Analysis of Most Prevalent Clinical Features Associated with Posterior Fossa Tumors
Journal Title: International Journal of Contemporary Medicine surgery and Radiology - Year 2018, Vol 3, Issue 1
Abstract
Introduction: Tumors of the brain are regarded as one of the most devastating group of neurological diseases which are associated with significant neurological morbidity, they lead to progressive physical, cognitive and emotional dysfunction and are frequently fatal. Clinical evaluation, radiology and pathology play big role in deciding the long term prognosis. The present study was undertaken to analyze the most prevalent clinical features of various posterior fossa tumours. Material and methods: The present study was carried out among 30 patients who underwent MRI at our institute, diagnosed to have posterior fossa tumours and underwent surgery from April 2009 to March 2010 were included in the present study. All the patients were evaluated clinically before undergoing MRI evaluation. Findings on histopathological examination were noted.

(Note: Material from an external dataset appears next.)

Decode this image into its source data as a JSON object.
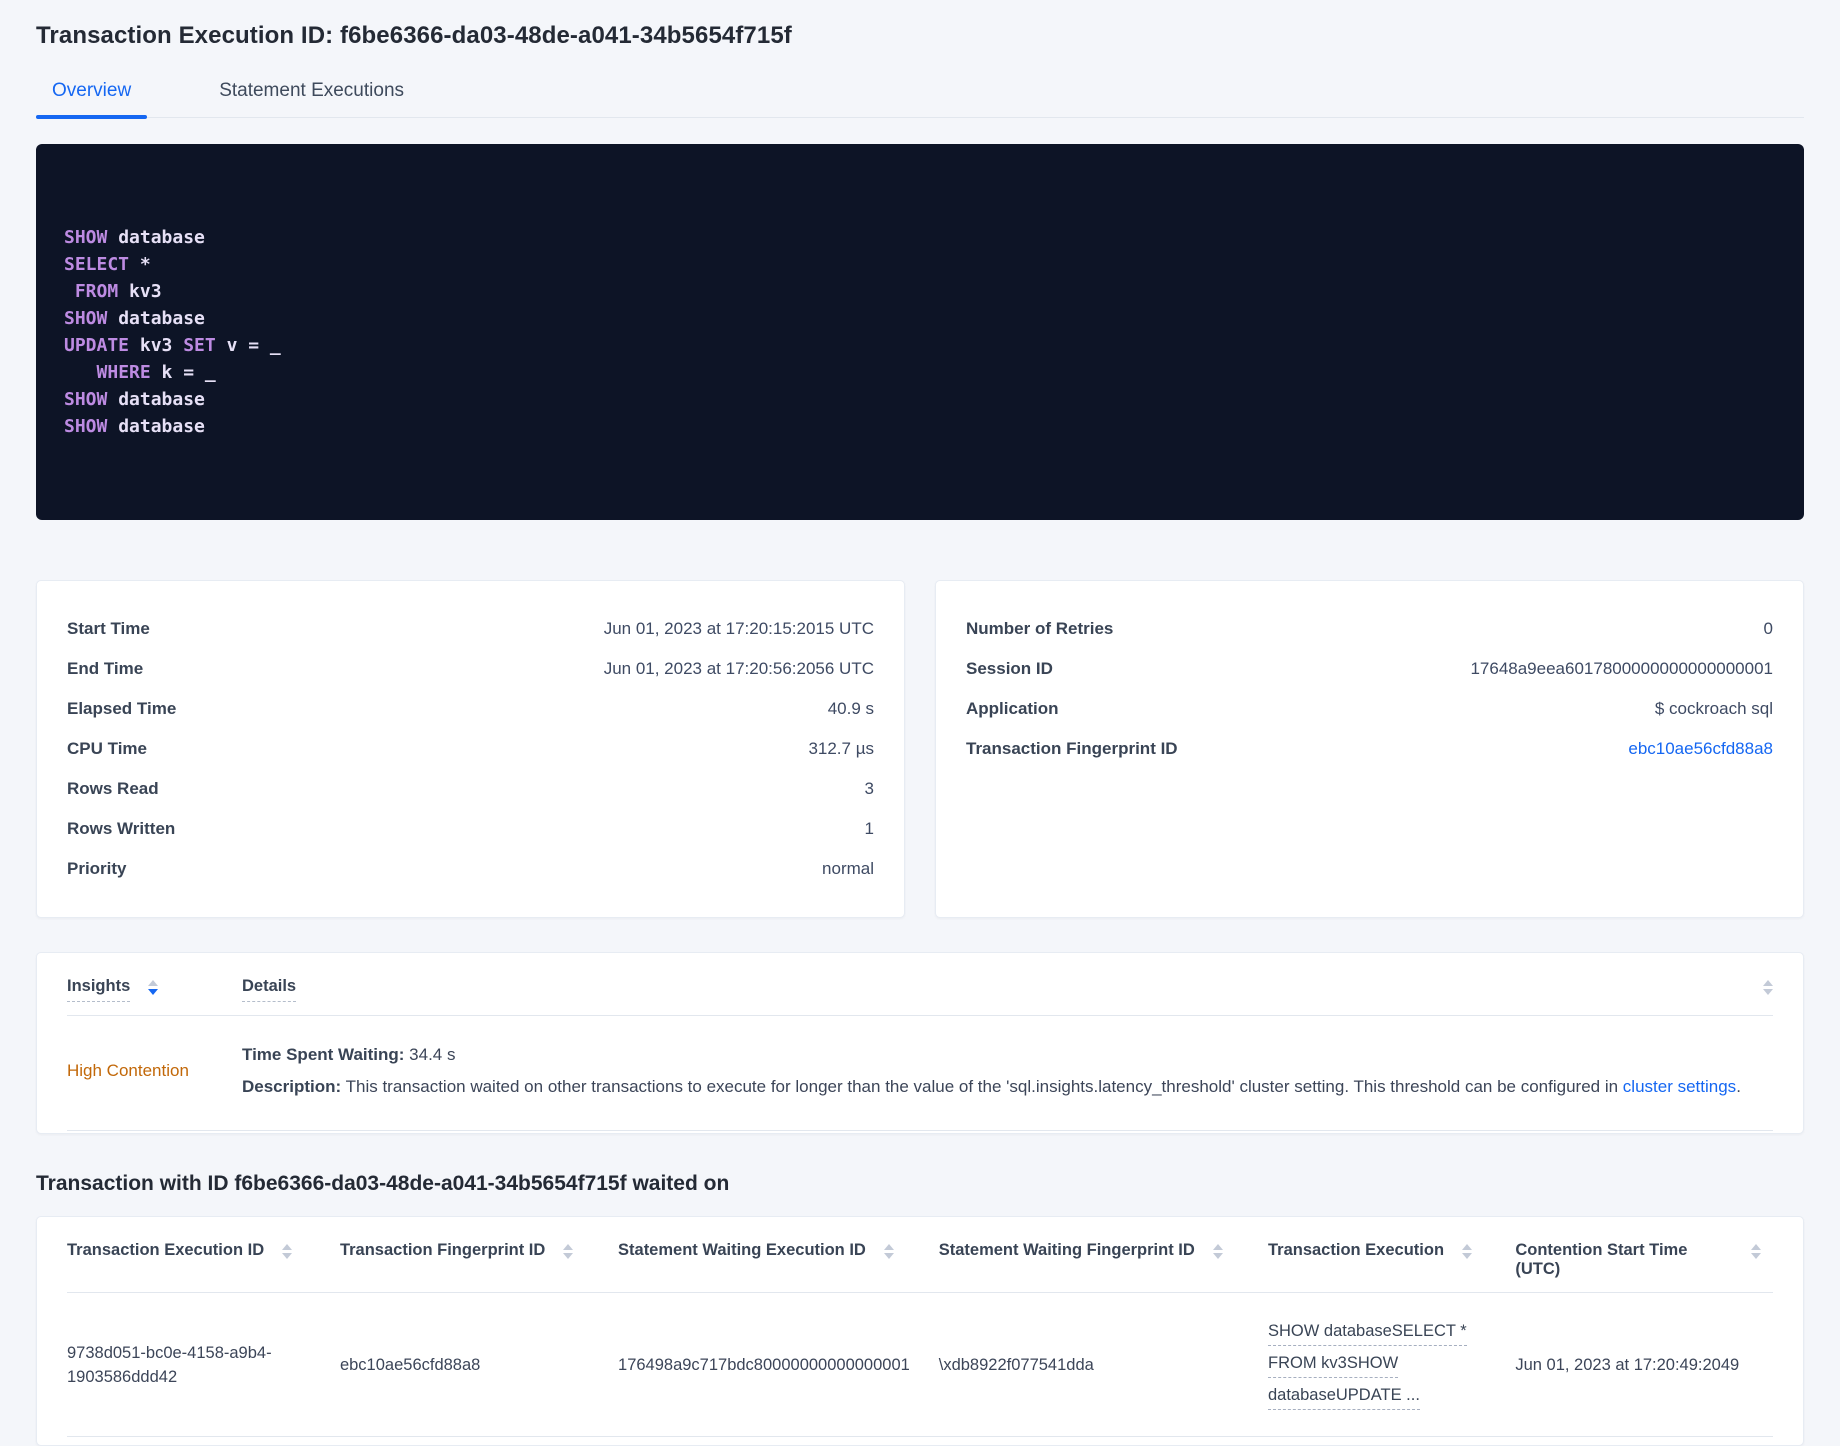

All the data will be expressed in percentages. Results: Commonest age group in schwannoma and meningiomas was 5th decade, cerebellar astrocytomas was 4th decade, ependymoma and medulloblastomas was 1st decade. Extra axial tumours constitute 56.67% ahead of intra axial tumours accounting 43.33% of the total posterior fossa tumours. Commonest symptom in posterior fossa tumours was headache (26/30), followed by swaying (19/30), vomiting (15/30), Hearing loss (11/30) and tinnitus (9/30). Altered sensorium was noted in 2 cases. Conclusion: The present study concludes that among 30 cases of posterior fossa tumours, schwannomas was found to be the most common tumour encountered. Others include Meningioma, Haemangiopericytoma, epidermoid, cerebellar astrocytoma, ependymoma, medulloblastoma, haemangioblastoma and metastasis. Hearing loss, swaying and headache are the commonest presenting symptoms. Vomiting, giddiness, seizures and visual disturbances are the other common symptoms.